Bolding is mine in the quotes below.

S.B. 8 is radically different. Every other state charged government officials with enforcing the penalties for their attempted abortion bans; courts ensured those bans never took effect by prohibiting the defendant officials from enforcing them. So the Texas legislature has taken a different tack: S.B. 8 authorizes “any person” other than the government to sue someone who provides an abortion after six weeks, helps someone obtain an abortion after six weeks or “intends” to do these things. (Abortion patients themselves cannot be sued.)

This means that any antiabortion activist, ex-boyfriend, disapproving neighbor or random stranger can sue. And, to incentivize a flood of lawsuits, S.B. 8 offers up a bounty of at least $10,000 per violation proven, payable by the abortion provider or assister to the person who sued them.

But S.B. 8’s malice does not stop there. Once abortion providers and supporters are dragged into state courts, S.B. 8 then changes the courthouse rules to make these lawsuits as costly and burdensome as possible. For instance, S.B. 8 allows suits to be brought in any of Texas’s 254 counties and bars the courts from transferring the case to a more appropriate location.

The law also allows abortion providers to be sued multiple times over a single abortion, while prohibiting them from defending on the ground that another court already found in their favor.

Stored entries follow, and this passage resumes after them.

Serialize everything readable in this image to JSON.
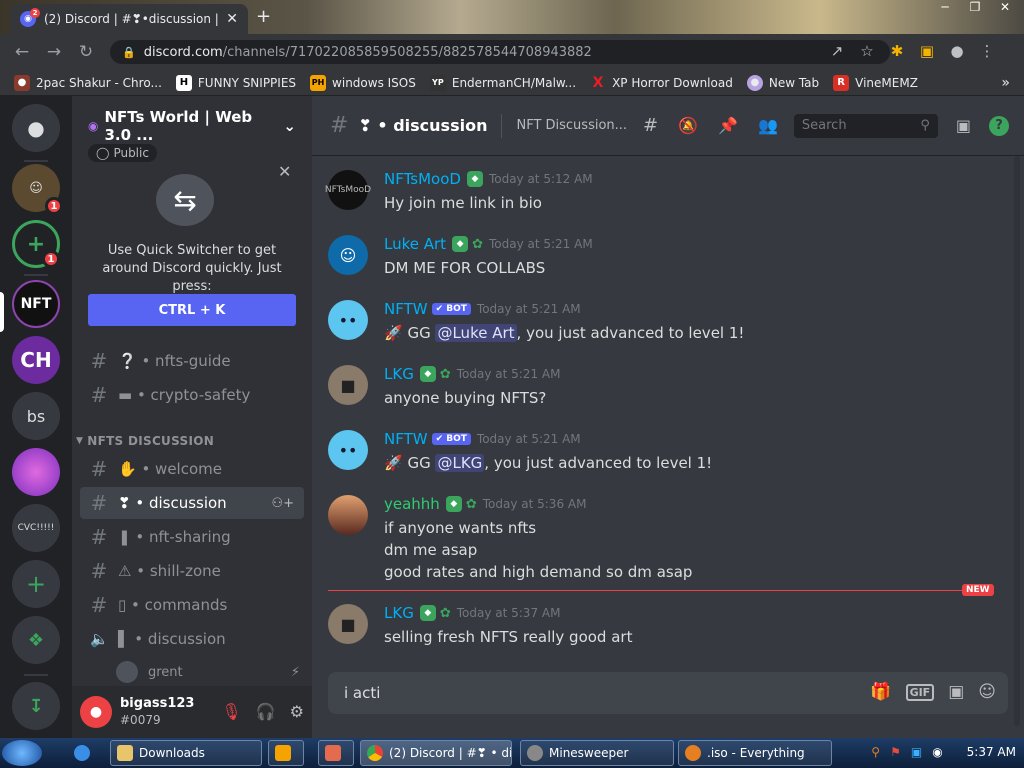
{
  "browser": {
    "tab_title": "(2) Discord | #❣•discussion | NF",
    "tab_badge": "2",
    "url_domain": "discord.com",
    "url_path": "/channels/717022085859508255/882578544708943882"
  },
  "bookmarks": [
    {
      "label": "2pac Shakur - Chro...",
      "icon": "2pac-icon",
      "color": "#8b3a2e"
    },
    {
      "label": "FUNNY SNIPPIES",
      "icon": "h-icon",
      "color": "#ffffff"
    },
    {
      "label": "windows ISOS",
      "icon": "ph-icon",
      "color": "#f4a300"
    },
    {
      "label": "EndermanCH/Malw...",
      "icon": "yp-icon",
      "color": "#333333"
    },
    {
      "label": "XP Horror Download",
      "icon": "x-icon",
      "color": "#ed1c24"
    },
    {
      "label": "New Tab",
      "icon": "newtab-icon",
      "color": "#b6a4e0"
    },
    {
      "label": "VineMEMZ",
      "icon": "r-icon",
      "color": "#d93025"
    }
  ],
  "server": {
    "name": "NFTs World | Web 3.0 ...",
    "public_label": "Public"
  },
  "quick_switcher": {
    "text": "Use Quick Switcher to get around Discord quickly. Just press:",
    "button": "CTRL + K"
  },
  "guilds": {
    "badges": [
      "1",
      "1"
    ],
    "bs_label": "bs",
    "cvc_label": "CVC!!!!!",
    "ch_label": "CH"
  },
  "channels": {
    "top": [
      {
        "name": "❔ • nfts-guide"
      },
      {
        "name": "▬ • crypto-safety"
      }
    ],
    "category": "NFTS DISCUSSION",
    "list": [
      {
        "name": "✋ • welcome"
      },
      {
        "name": "❣ • discussion"
      },
      {
        "name": "❚ • nft-sharing"
      },
      {
        "name": "⚠ • shill-zone"
      },
      {
        "name": "▯ • commands"
      },
      {
        "name": "▌ • discussion"
      }
    ],
    "voice_user": "grent"
  },
  "user": {
    "name": "bigass123",
    "tag": "#0079"
  },
  "topbar": {
    "channel": "❣ • discussion",
    "topic": "NFT Discussion...",
    "search_placeholder": "Search"
  },
  "messages": [
    {
      "author": "NFTsMooD",
      "time": "Today at 5:12 AM",
      "color": "#00b0f4",
      "bot": false,
      "lines": [
        "Hy join me link in bio"
      ]
    },
    {
      "author": "Luke Art",
      "time": "Today at 5:21 AM",
      "color": "#00b0f4",
      "bot": false,
      "lines": [
        "DM ME FOR COLLABS"
      ]
    },
    {
      "author": "NFTW",
      "time": "Today at 5:21 AM",
      "color": "#00b0f4",
      "bot": true,
      "bot_label": "✔ BOT",
      "pre": "🚀 GG ",
      "mention": "@Luke Art",
      "post": ", you just advanced to level 1!"
    },
    {
      "author": "LKG",
      "time": "Today at 5:21 AM",
      "color": "#00b0f4",
      "bot": false,
      "lines": [
        "anyone buying NFTS?"
      ]
    },
    {
      "author": "NFTW",
      "time": "Today at 5:21 AM",
      "color": "#00b0f4",
      "bot": true,
      "bot_label": "✔ BOT",
      "pre": "🚀 GG ",
      "mention": "@LKG",
      "post": ", you just advanced to level 1!"
    },
    {
      "author": "yeahhh",
      "time": "Today at 5:36 AM",
      "color": "#2ecc71",
      "bot": false,
      "lines": [
        "if anyone wants nfts",
        "dm me asap",
        "good rates and high demand so dm asap"
      ]
    },
    {
      "author": "LKG",
      "time": "Today at 5:37 AM",
      "color": "#00b0f4",
      "bot": false,
      "lines": [
        "selling fresh NFTS really good art"
      ]
    }
  ],
  "new_label": "NEW",
  "compose": {
    "value": "i acti"
  },
  "taskbar": {
    "items": [
      "Downloads",
      "",
      "",
      "(2) Discord | #❣ • dis...",
      "Minesweeper",
      ".iso - Everything"
    ],
    "clock": "5:37 AM"
  }
}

Abortion providers will be forced either to stop providing care after six weeks — when approximately 85 percent of Texas abortions occur today — or else risk ruinous penalties. Abortion patients will be isolated from loved ones, abortion funds, counselors, clergy and others to whom they would normally turn for advice and financial and logistical support, for fear that these allies might be sued as “aiders or abettors.” Countless Texans will suffer the pains and risks of forced pregnancy.

Naturally this is meant to clog up the courts...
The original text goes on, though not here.